KP: I don’t think I had favorite books as a child, but I had favorite genres, which I loved to read. One thing, somehow or another, I got so addicted on World War II history books, in the sense of the great battles—sea battles and land battles. And then, of course, science fiction—that was like anything that was science fiction I was reading, pretty much.
JR: Did you have a favorite teacher or mentor who maybe inspired you to get into the math and science fields? Is there anybody along the way who made a difference in your life? That made you think ‘this is what I want to do’?
KP: If you look back, my family, on my father’s side—it was a large family—and all of the brothers in his family were all engineers, So, it pretty much starts at home with my parents, in the sense of them guiding me and letting me do what I wanted to do. I ended up doing the same thing that my dad was doing.
JR: Tell me a little bit more about that.
KP: Sorry, I should be a little more precise. I ended up doing similar to what my dad was doing. My dad was an engineer, also, but he wasn’t an aerospace engineer.

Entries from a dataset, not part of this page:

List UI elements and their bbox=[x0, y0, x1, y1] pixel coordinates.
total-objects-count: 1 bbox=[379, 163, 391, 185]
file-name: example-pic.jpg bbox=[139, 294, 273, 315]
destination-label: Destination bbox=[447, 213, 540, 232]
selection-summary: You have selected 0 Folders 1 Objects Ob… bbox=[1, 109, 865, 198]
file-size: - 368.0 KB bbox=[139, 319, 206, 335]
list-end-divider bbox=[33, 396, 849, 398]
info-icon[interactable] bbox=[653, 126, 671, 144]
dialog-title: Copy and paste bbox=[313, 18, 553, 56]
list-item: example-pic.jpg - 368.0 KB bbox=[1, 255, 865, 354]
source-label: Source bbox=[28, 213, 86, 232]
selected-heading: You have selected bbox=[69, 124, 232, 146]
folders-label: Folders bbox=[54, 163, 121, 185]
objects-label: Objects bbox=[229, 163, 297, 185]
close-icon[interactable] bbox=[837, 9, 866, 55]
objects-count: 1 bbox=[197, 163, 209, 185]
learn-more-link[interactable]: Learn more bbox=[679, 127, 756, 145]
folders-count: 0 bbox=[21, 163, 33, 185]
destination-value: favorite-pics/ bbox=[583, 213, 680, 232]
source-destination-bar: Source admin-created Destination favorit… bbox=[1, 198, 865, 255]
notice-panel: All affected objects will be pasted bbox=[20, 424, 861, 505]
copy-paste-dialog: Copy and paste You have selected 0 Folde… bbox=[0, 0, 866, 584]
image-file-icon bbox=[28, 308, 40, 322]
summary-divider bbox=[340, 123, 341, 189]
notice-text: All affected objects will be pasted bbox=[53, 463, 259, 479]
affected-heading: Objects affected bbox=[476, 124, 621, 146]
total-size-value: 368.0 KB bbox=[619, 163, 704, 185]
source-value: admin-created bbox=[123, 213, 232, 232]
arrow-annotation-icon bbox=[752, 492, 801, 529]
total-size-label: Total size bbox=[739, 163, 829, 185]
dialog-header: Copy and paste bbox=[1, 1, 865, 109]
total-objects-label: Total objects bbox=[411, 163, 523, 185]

JR: Are any of your family members still in the field?
KP: They’re in the field. My uncle was a civil engineer, and my brother is actually a physician. In fact, I started out as a physician in school. Then, I got bored with the rote memorization that I had to do, so I decided to switch to something that didn’t require a lot of memorizing.
JR: Do you have any ‘yet to be achieved’ life goals?
KP: Well, one, I think just about everybody aims for—probably to retire early and do a whole lot more traveling than quite possible in the business we’re in—traveling at a personal level, not traveling for business.
JR: Are you able to do any leisure travel?
KP: Not in the last few years, you know, it is very little. It’s whatever one- or two-week vacation you can take here or there, but nothing of an extended period of time.
JR: Favorite locations that you’d like to see?
KP: I’m pretty much open to just about anything. When we go, we have a planned set of events that we go through, but we also like to ad lib once we’re there, in the sense of just doing things off-the-cuff.
JR: What advice would you give to an aspiring young engineer or young scientist that might be interested in doing your kind of work?
KP: Be very inquisitive. Just keep asking questions. Make sure you keep asking the right questions until you are satisfied with the answer you get.
JR: Did I miss anything? Are there any questions that you’d like to respond to, or is there anything you’d like to add to being a project manager? About the Dawn mission? About your team?
KP: It’s a great team. It’s a great project. And we’re going to launch next June.